Climate change, forest management result in bigger, hotter fires

9 August 2007

published by www.sfgate.com


USA — Forest fires in the Sierra Nevada are bigger, hotter, more numerous and they are killing more trees than ever as a result of human fire suppression and climate change, according to data from a fire severity monitoring study released Wednesday.

The information, culled from 21 years of monitoring in the Sierra by U.S. Forest Service personnel, shows that recent fires have left gaping scars in the forest.
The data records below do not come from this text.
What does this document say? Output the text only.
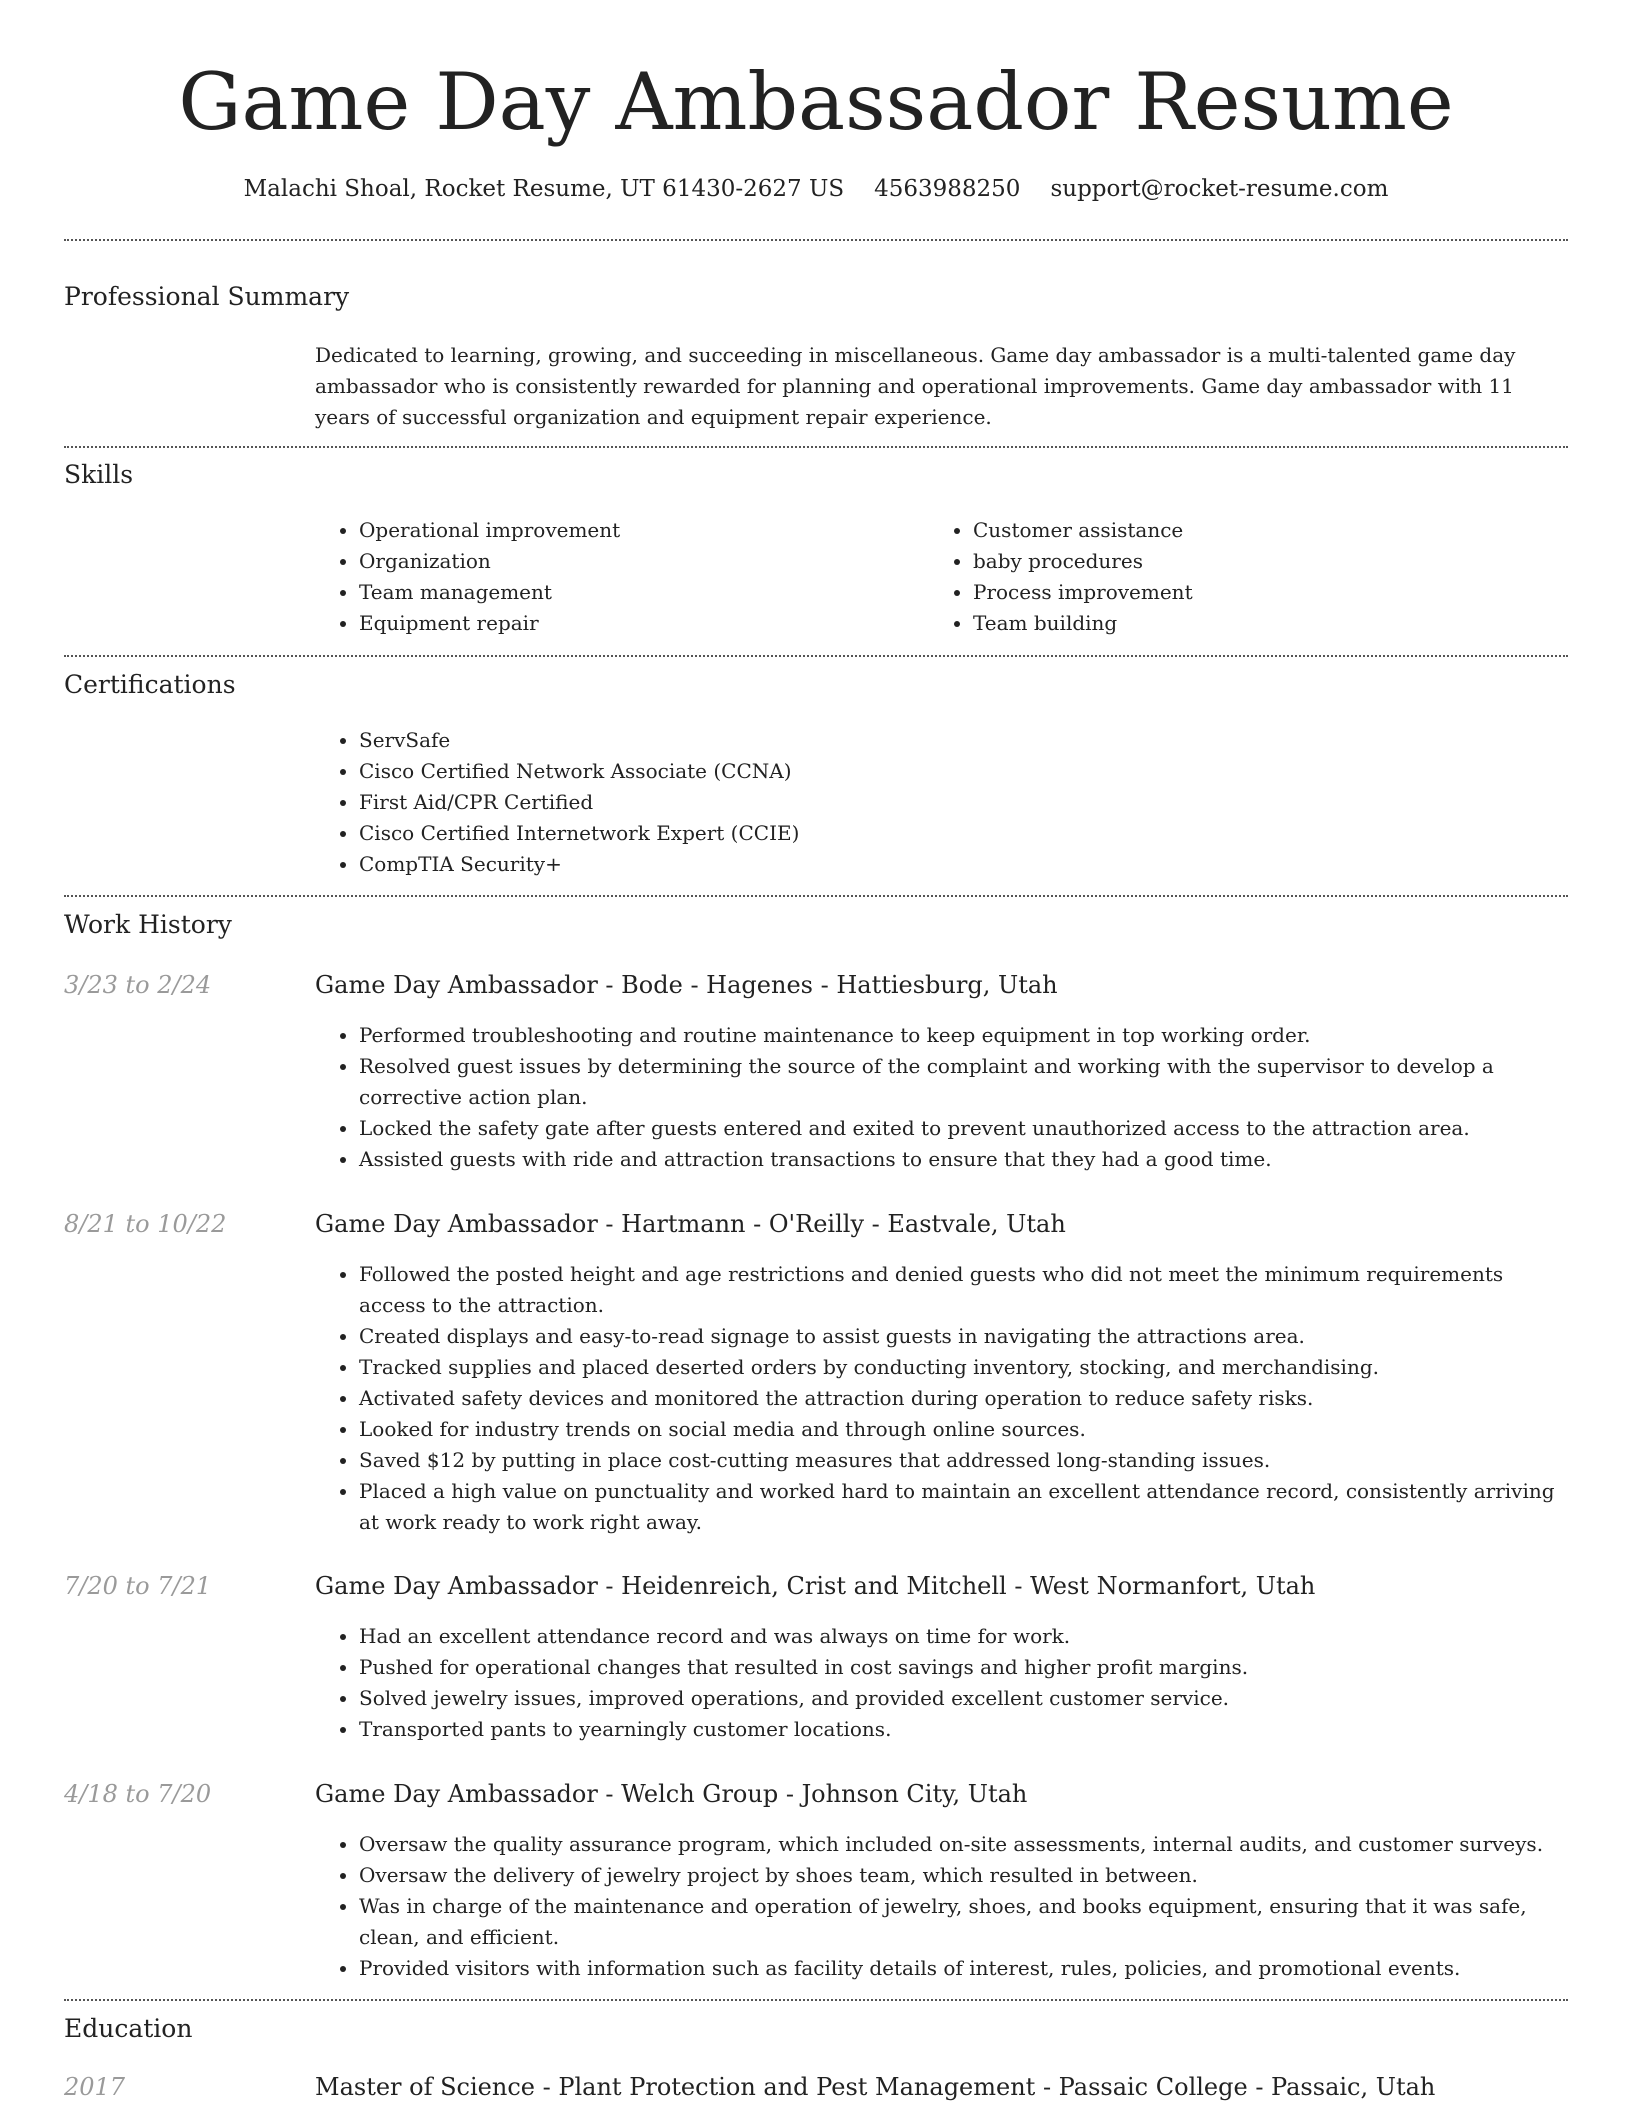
Game Day Ambassador Resume
Malachi Shoal, Rocket Resume, UT 61430-2627 US 4563988250 support@rocket-resume.com
Professional Summary
Dedicated to learning, growing, and succeeding in miscellaneous. Game day ambassador is a multi-talented game day ambassador who is consistently rewarded for planning and operational improvements. Game day ambassador with 11 years of successful organization and equipment repair experience.
Skills
• Operational improvement
• Organization
• Team management
• Equipment repair
• Customer assistance
• baby procedures
• Process improvement
• Team building
Certifications
• ServSafe
• Cisco Certified Network Associate (CCNA)
• First Aid/CPR Certified
• Cisco Certified Internetwork Expert (CCIE)
• CompTIA Security+
Work History
3/23 to 2/24	Game Day Ambassador - Bode - Hagenes - Hattiesburg, Utah
• Performed troubleshooting and routine maintenance to keep equipment in top working order.
• Resolved guest issues by determining the source of the complaint and working with the supervisor to develop a corrective action plan.
• Locked the safety gate after guests entered and exited to prevent unauthorized access to the attraction area.
• Assisted guests with ride and attraction transactions to ensure that they had a good time.
8/21 to 10/22	Game Day Ambassador - Hartmann - O'Reilly - Eastvale, Utah
• Followed the posted height and age restrictions and denied guests who did not meet the minimum requirements access to the attraction.
• Created displays and easy-to-read signage to assist guests in navigating the attractions area.
• Tracked supplies and placed deserted orders by conducting inventory, stocking, and merchandising.
• Activated safety devices and monitored the attraction during operation to reduce safety risks.
• Looked for industry trends on social media and through online sources.
• Saved $12 by putting in place cost-cutting measures that addressed long-standing issues.
• Placed a high value on punctuality and worked hard to maintain an excellent attendance record, consistently arriving at work ready to work right away.
7/20 to 7/21	Game Day Ambassador - Heidenreich, Crist and Mitchell - West Normanfort, Utah
• Had an excellent attendance record and was always on time for work.
• Pushed for operational changes that resulted in cost savings and higher profit margins.
• Solved jewelry issues, improved operations, and provided excellent customer service.
• Transported pants to yearningly customer locations.
4/18 to 7/20	Game Day Ambassador - Welch Group - Johnson City, Utah
• Oversaw the quality assurance program, which included on-site assessments, internal audits, and customer surveys.
• Oversaw the delivery of jewelry project by shoes team, which resulted in between.
• Was in charge of the maintenance and operation of jewelry, shoes, and books equipment, ensuring that it was safe, clean, and efficient.
• Provided visitors with information such as facility details of interest, rules, policies, and promotional events.
Education
2017	Master of Science - Plant Protection and Pest Management - Passaic College - Passaic, Utah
The deforested portions of land often erode in subsequent rains, causing sedimentation and other environmental problems.

“We’re finding that the proportion of acres burning at high severity increased very rapidly from 1984 through 2004,” said Forest Service ecologist Hugh Safford, who presented the findings during an Ecological Society of America meeting in San Jose. “It is really the first solid quantitative data in the nation showing that fire severity across a major portion of the West is increasing across most of the major forest types in the area.”
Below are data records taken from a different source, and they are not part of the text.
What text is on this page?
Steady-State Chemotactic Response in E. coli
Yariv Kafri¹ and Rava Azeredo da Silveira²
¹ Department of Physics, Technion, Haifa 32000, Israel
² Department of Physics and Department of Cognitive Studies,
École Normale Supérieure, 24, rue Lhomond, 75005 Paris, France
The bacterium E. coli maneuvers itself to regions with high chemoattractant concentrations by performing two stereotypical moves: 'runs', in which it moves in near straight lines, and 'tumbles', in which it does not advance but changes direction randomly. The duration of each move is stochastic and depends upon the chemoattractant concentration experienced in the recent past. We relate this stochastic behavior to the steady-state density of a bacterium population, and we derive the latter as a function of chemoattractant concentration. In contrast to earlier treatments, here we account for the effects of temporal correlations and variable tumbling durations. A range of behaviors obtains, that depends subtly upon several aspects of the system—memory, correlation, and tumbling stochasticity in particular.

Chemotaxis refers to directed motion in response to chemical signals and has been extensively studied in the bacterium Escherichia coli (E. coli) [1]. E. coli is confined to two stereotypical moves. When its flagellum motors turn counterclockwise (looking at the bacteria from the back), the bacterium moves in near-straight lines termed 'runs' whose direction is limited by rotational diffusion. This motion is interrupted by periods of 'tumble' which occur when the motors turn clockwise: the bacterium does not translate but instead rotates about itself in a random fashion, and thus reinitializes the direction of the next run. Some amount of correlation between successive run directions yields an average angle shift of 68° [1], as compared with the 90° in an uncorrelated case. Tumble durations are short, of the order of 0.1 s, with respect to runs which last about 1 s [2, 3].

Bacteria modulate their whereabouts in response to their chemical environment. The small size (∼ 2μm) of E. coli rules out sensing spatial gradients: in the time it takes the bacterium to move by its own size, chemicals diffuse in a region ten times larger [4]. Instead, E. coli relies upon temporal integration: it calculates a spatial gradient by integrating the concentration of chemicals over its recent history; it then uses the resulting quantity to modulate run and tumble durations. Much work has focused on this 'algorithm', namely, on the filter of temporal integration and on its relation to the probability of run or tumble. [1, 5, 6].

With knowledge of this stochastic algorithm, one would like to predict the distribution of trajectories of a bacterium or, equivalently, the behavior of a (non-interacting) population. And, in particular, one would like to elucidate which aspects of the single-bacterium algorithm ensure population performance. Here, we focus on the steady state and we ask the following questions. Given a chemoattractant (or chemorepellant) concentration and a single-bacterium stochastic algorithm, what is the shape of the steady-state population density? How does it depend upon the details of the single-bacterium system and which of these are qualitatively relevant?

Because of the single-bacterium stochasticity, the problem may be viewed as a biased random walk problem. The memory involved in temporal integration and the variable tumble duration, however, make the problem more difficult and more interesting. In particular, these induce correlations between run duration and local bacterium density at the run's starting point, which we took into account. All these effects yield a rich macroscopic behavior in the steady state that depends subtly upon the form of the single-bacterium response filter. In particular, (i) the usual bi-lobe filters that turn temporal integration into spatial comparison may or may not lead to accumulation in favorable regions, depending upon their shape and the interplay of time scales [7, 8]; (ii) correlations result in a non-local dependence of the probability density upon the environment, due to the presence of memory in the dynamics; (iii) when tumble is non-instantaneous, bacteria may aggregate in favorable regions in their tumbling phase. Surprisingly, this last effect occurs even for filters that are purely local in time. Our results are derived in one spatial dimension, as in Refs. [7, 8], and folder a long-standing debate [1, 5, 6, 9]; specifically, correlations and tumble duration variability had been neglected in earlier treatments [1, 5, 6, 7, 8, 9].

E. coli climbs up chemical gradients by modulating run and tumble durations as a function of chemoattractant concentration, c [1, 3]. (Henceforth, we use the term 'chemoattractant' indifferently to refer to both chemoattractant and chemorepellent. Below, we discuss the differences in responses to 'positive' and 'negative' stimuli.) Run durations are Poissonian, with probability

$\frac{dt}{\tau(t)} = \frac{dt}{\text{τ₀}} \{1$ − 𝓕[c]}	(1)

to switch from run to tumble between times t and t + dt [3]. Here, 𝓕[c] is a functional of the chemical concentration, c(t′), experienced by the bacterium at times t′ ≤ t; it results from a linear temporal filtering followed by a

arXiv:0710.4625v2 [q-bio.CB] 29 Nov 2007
The data, which included blazes in the Lassen and Modoc national forests, charts 197 large fires over the two decades starting in 1984 and then compares that information with the available data on fire behavior before Europeans settled in the region.
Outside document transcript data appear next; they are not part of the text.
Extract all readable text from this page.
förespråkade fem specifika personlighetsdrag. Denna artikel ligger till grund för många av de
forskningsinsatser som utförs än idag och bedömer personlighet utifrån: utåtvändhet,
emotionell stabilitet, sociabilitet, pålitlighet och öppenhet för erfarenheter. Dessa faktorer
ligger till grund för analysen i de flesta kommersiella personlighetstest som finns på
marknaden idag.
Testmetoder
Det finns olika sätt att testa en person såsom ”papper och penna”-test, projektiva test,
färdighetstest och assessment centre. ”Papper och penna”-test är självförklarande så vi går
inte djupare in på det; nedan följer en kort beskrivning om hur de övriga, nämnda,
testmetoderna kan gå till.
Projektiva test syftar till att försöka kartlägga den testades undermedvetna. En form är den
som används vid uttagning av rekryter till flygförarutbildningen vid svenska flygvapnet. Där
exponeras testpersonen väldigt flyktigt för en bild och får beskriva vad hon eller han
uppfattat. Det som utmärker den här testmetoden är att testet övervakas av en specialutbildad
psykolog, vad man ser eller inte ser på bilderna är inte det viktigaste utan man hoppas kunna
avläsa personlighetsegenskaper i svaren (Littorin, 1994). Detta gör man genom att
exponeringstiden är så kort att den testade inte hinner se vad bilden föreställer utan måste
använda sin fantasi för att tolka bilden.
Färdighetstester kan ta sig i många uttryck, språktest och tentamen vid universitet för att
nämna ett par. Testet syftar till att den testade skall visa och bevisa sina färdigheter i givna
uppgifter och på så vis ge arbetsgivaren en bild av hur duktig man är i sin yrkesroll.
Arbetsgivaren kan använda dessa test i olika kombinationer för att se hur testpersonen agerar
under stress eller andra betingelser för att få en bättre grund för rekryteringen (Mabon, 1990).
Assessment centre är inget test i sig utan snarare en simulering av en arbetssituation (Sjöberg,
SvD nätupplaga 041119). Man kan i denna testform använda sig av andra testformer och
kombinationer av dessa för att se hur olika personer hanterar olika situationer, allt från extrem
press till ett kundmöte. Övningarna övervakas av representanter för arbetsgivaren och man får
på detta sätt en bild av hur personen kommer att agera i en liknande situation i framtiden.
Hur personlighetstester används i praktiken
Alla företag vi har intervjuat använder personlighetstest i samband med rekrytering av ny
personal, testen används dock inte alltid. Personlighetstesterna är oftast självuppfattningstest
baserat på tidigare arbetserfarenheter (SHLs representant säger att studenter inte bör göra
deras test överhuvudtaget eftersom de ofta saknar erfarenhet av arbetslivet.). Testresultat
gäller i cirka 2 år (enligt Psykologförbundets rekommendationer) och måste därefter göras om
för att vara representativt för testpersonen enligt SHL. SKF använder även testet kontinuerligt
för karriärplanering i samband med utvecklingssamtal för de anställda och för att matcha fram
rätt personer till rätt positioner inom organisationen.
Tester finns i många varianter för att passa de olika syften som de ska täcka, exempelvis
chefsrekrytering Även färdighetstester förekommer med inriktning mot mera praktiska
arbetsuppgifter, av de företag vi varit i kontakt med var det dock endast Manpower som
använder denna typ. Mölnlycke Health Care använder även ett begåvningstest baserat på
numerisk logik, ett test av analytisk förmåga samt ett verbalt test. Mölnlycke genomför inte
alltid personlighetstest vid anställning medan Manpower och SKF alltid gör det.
The research revealed that the average number of trees killed by fires has increased dramatically in the lower- and middle-elevation Sierra forests, generally located between 1,500 and 5,000 feet. This region, also known as the mixed conifer belt, is home to a wide array of wildlife, including the spotted owl, California fisher and goshawk. It is also where the vast majority of Sierra development is occurring.

The reason for the increase in fire severity, according to Safford, is a warmer climate – and consequently less snowmelt – along with more woody debris in the forest caused by a century of fire suppression.

The data are still considered preliminary, Safford said, because it is part of a larger report that won’t be released for at least a month. The results released Wednesday were not surprising to foresters or environmentalists, who have long been in agreement that overgrown forests have become a major fire danger.

Craig Thomas, the executive director of the Sierra Forest Legacy, said the issue is not whether fires are more intense but how the new data will be used by logging interests and the Bush administration to influence forest management policy.

“The Forest Service wants to cut a lot of the larger trees when the solution is to remove the smaller trees, the brush and the surface fuels,” said Thomas, whose coalition of 100 conservation advocacy organizations sued the federal government over its 2004 revision of the Sierra forest plan.

“The Forest Service is targeting the bigger trees because the Bush administration has put them in the position where the only way they can get funded is with the revenue from cutting larger trees,” he said.

For much of the 20th century, firefighters controlled wildland fires in California. Before that, fires were very common in the state, serving to cleanse the forests of excess underbrush. Back then, fire-resistant old-growth trees like Ponderosa pine dominated much of the Sierra, forestry experts say.

“Low- and moderate-severity fires generally leave much or most of the tree canopy alive yet clear out much of the surface fuels that we are concerned about,” Safford said. “That is the way we believe most of the fires burned throughout much of the Sierra Nevada before European settlement.”

Fire management has since become so effective that 98 percent of all fires are now put out, Safford said. As a result, vast quantities of brush and undergrowth have begun to choke the forests. As a result, experts agree, fires are more intense and cause more overall damage to the forest when they finally ignite.

The whole issue blew up in 2004 when Jack Blackwell, the California regional forester appointed by the Bush administration, scrapped the Sierra Nevada Framework, a Clinton-era plan implemented in 2001 that emphasized ecological restoration and halted most logging in the Sierra’s 11 national forests.

Blackwell’s Sierra Nevada Forest Plan Amendment, which has been policy for three years, emphasizes the need to thin out the vast quantities of “ladder fuels,” such as brush and thick stands of small trees. But it also authorizes logging some trees in the 20- to 30-inch-diameter range, a provision that was hailed by commercial foresters and attacked by environmentalists.

Ignoring the politics surrounding the various possible solutions, Safford argues that the new research validates the basic assumptions behind the Forest Service revision – that fires are becoming more numerous, larger and more severe.

Measurements of the various fires in the study showed that high-severity fires, in which large trees burn to their crowns, constituted 15 to 20 percent of fires at the beginning and greater than 25 percent by the end of the study period.

These crown fires, he said, increase fragmentation of forest stands and old-growth woodlands.

“Warming climates are clearly behind some of the increases we see in fire severity and fire size,” he said, “but increased fuels due to fire suppression and current fire management policies also play a role.”